- There have been some unforeseen circumstances which of course we couldn’t have possibly foreseen. Can we have some more money?
- Let me think for a minute. Er, no.
- We really need it. Please.
- Have you got any evidence?
- (Hurried rustling of papers) Er, yes. Here you are.
- It’s not good enough. The answer’s no.
- (A few weeks later) We’ve done some proper work now and have some better evidence.
- That’s better. Well done! But I’m afraid the answer is still no.
- But why? This is really important! It couldn’t be more important!
- Ah, well in that case, you can reallocate some spending from somewhere less important. Ha!
- Oh. Damn. But we can’t.
- Well it can’t be that important then. Ha!
- No really, we can’t. Please!
- Well, if you’re absolutely sure you need it, you have convincing evidence and you can’t reallocate money from anywhere else then on reflection the answer is, er, still no.
This is not why we should hate the Treasury. We should cherish this. Because in practice, over the last decade the Treasury lost much of its mojo as the last, precious countervailing force which could stand firm against the combined weight of the media, lobbyists, departments and politicians as they call for an endless shiny conveyor belt of more spending, more announcements, more initiatives and more cuddly toys. Under Gordon Brown, with under half the staff at the Treasury having worked there longer than him, that culture shifted. Officials stopped saying no to the Chancellor, the spending departments and the banks. We all know what happened next.

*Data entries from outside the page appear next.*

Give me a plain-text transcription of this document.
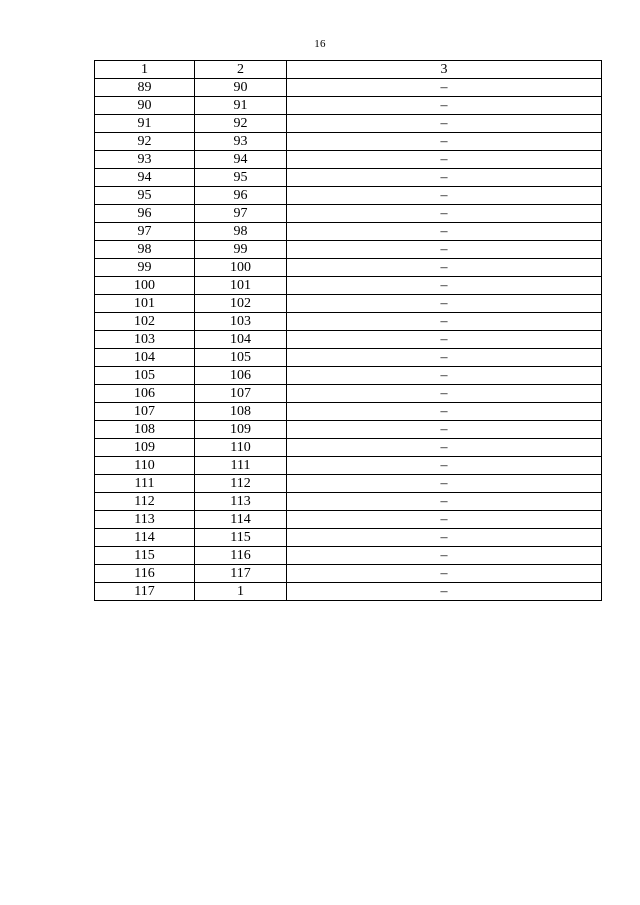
16
1	2	3
89	90	–
90	91	–
91	92	–
92	93	–
93	94	–
94	95	–
95	96	–
96	97	–
97	98	–
98	99	–
99	100	–
100	101	–
101	102	–
102	103	–
103	104	–
104	105	–
105	106	–
106	107	–
107	108	–
108	109	–
109	110	–
110	111	–
111	112	–
112	113	–
113	114	–
114	115	–
115	116	–
116	117	–
117	1	–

No, we shouldn’t hate the Treasury for saying no – in fact we need a more confident and ruthless HMT. In his most recent autumn statement, the Chancellor - who had previously ridiculed Gordon Brown for similar petty interference - lowered himself to announcing a bypass. This is a frightening sign that the imperative for announcements and initiatives which sadly punctured the Treasury’s defences is still a force.
No, if there’s a reason to hate the Treasury, it’s not for its negativity but for its narrow-mindedness.
We know that outliers can be the players who change the game. We know that diversity can drive success. We know that discriminating against those who are weak, weird or wacky is not a recipe for a civilised society. We know that pioneering innovations and revolutionary ideas can drive economic success.
Yet our economics ministry is the kind of organisation which thinks the best way to solve a problem is to get a handful of the biggest players, the usual suspects, in a room and bang out a solution. A culture with no time for the little guy. A scepticism and arrogance which dismisses the unfamiliar. A method which legislates for the most obvious denominators and, albeit unintentionally, discriminates against those on the fringes.
The Treasury is shooting itself - and us – in the foot. In truth, it’s being a bit stupid. If you draw up the terms of a new Europe on the basis of rules written by France and Germany then at some point, the periphery is likely to fracture. In the same way, if you create policies to increase bank lending that suits a few big banks, then you are ignoring those working to serve the underserved. If you design a tax system that can only consider financial return and social impact in distinct silos, then no wonder we have an investment culture which isn’t socially useful and a social economy whose number one concern is access to finance. If you can't think beyond what is, or what has been, then you're not helping to create what could be.
An ‘orrible and stingy HMT is one thing, indeed it’s necessary to ‘bring balance to the force’. But for some of the brightest minds, hardest workers and most important policymakers in government to be so boring, so unimaginative and so narrow-minded is simply tragic.